Thinking about local housing market volatility

by Ken Gibb

A recent paper in Bank Underground (the Bank of England’s new blog site) by Arzu Uluc uses an interesting local-level data set (325 local authorities in England covering 1997-2009) with which to examine local housing booms and busts. The underlying model draws on data including real house prices, real gross disposable household income per capita, dwelling stock per capita and various mortgage market variables like loan to income, loan to value and the share of interest-only mortgages.

The author concludes that the local research allows us to infer (and reasonably so) that volatile housing markets can ‘threaten financial and macroeconomic stability’. Credit conditions in terms of the key ratios and types of mortgage products play an important role through the ‘1997-2009 housing cycle’.

Uluc presents his empirical work by generating six stylized facts. These are:

  1. Real house prices rose on average by 150% between 1997 and 2007 and then fell 12% by the end of 2009.
  2. Changes to the proportion of high loan to income mortgages were positively correlated with local housing booms and busts.
  3. There is a negative relationship between the changes to the proportion of high loan to value mortgages and the size of local booms and busts.
  4. Changes in the share of interest only mortgages were pro-cyclical (similar to 1. above).
  5. Housing booms and busts were also associated with real drivers like real income and dwelling stock growth.
  6. The bigger the local boom, the larger the subsequent bust.

A few caveats are in order – it is not clear why local authority data is particularly appropriate rather than broader more functional geographies; nor does it appear from the blog that there is spatial dependency accounted for in the analysis. I also wondered if the London effect needed to be explicitly modelled (or indeed some sense of North and South)? On the other hand, the author is clearly concerned about attribution and possible reverse causality or confounding factors in the models deployed. These are all things that can no doubt be explored in a longer paper.

What about the bigger messages?  The model is best summarised by a quote from the post: ‘the econometric analysis…suggests that booms and busts ere associated with both real factors and credit loosening. Higher real income growth [was] associated with larger booms in [the] 1997-2004 period, and in 2007-09 areas with higher growth in the dwelling stock per capita tended to see larger price falls”.

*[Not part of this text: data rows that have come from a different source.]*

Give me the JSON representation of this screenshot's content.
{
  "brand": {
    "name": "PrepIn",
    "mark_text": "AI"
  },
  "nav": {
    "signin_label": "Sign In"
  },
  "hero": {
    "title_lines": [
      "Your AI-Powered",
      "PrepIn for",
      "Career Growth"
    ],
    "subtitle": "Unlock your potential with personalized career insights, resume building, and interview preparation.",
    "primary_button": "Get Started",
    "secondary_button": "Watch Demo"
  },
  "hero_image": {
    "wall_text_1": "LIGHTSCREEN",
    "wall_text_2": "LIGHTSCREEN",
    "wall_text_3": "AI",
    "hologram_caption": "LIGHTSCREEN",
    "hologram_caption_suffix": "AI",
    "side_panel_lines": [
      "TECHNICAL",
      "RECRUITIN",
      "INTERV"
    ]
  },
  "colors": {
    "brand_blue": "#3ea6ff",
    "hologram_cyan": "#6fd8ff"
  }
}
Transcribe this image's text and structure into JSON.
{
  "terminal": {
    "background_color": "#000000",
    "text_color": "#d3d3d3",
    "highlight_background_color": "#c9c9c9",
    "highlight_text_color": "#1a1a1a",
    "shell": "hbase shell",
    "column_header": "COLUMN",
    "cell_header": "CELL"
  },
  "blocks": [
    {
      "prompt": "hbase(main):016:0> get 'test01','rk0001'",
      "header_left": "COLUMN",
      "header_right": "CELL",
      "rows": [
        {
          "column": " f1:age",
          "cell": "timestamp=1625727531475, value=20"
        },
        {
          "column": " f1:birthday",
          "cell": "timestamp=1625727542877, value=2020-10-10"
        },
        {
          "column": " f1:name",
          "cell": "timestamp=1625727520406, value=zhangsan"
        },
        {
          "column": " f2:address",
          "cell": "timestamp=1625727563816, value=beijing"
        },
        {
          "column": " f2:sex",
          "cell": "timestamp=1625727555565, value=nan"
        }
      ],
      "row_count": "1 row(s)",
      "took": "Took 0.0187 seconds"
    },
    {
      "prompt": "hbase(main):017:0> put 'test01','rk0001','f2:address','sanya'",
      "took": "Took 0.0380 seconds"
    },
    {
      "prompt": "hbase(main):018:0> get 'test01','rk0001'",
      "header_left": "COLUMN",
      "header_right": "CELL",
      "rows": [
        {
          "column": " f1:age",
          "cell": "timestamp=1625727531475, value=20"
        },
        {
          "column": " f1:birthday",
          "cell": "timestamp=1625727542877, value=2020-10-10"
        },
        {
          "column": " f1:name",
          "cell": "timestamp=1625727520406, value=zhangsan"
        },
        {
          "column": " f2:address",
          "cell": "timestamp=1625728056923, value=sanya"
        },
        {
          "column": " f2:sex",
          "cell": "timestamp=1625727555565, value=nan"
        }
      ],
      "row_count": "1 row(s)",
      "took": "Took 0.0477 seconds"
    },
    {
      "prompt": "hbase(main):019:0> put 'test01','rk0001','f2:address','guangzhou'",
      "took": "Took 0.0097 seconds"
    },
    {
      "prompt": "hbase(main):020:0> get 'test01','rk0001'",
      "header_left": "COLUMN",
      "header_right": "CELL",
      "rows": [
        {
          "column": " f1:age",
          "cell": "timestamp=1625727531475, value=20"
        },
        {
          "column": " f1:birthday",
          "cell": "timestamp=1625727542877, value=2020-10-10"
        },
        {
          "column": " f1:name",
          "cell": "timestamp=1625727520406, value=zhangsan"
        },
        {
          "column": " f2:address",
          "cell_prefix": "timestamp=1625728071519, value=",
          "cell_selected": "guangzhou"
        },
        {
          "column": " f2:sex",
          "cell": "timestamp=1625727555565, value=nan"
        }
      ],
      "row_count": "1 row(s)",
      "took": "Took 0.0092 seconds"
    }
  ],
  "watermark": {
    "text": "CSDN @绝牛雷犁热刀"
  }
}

Thus, and despite the fall in endowment mortgage volume shares after 1997, changes in the share of interest only mortgages were associated with local house price booms. Similarly, higher loan to income ratio shares of new mortgages were associated with local booms. The interesting negative relationship between high loan to value mortgages as a share of the total and local house price growth – may be explained by the growth of the share of home movers as opposed to first time buyers among total transactions and the increased financial support utilised by remaining successful first time buyers from family and other savings (which also drove down LTV ratios).

As Uluc stresses, there are reverse causality explanations and possibly confounding omitted variables that may instead better explain what is going on – but the associations found are striking. It is a reminder of how difficult it can be to disentangle the relationship between the real housing market and monetary transmission through credit variables – something well known in the wider housing and economy literature but just as striking here.

Stylised facts are useful, but as the author points out, they are the starting point that we then develop models and theories from and look at fresh data to test the ideas that originally flow from these facts. It would therefore be interesting to extend this data forward beyond 2009 and also to aggregate a sub-sample of the local authorities into clusters that approximate for sub-regional housing market areas. If we did so, would we also be able to detect the influence of the changing regulation and practice of mortgage lenders in more recent years?